The chapel was finished at last and every one flocked to see it, but first of all came the Ricci, the owners of the chapel.

They looked high and low, but nowhere could they see the arms of their family. Instead, on all sides, they saw the arms of the Tournabuoni. In a great rage they hurried to the Council and demanded that Giovanni Tournabuoni should be punished. But when the facts were explained, and it was shown that the Ricci arms had indeed been placed in the most honourable part, they were obliged to be content, though they vowed vengeance against the Tournabuoni. Neither did Ghirlandaio get his extra two hundred gold pieces, for although Giovanni was delighted with the frescoes he never paid the price he had promised.

To the end of his days Ghirlandaio loved nothing so much as to work from morning till night. Nothing was too small or mean for him to do. He would even paint the hoops for women's baskets rather than send any work away from his shop.

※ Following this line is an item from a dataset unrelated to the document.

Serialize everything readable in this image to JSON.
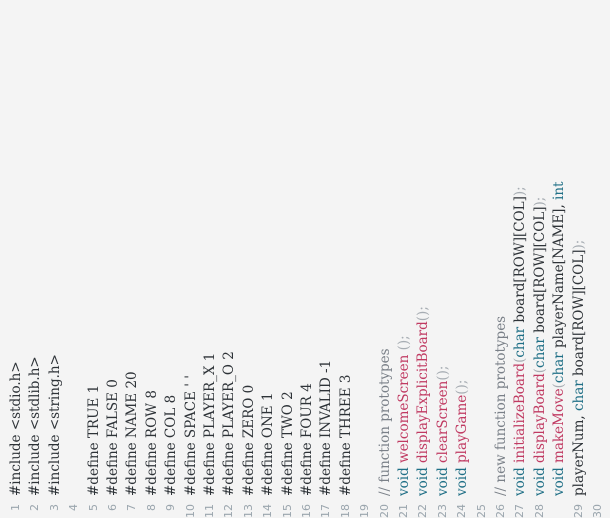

"Oh," he cried, one day, "how I wish I could paint all the walls around Florence with my stories."

But there was no time to do all that. He was only forty-four years old when Death came and bade him lay down his brushes and pencil, for his work was done.

Beneath his own frescoes they laid him to rest in the church of Santa Maria Novella. And although we sometimes miss the soul in his pictures and weary of the gay outward decoration of goldsmith's work, yet there is something there which makes us love the grand show of fair ladies and strong men in the carefully finished work of this Florentine "Maker of Garlands."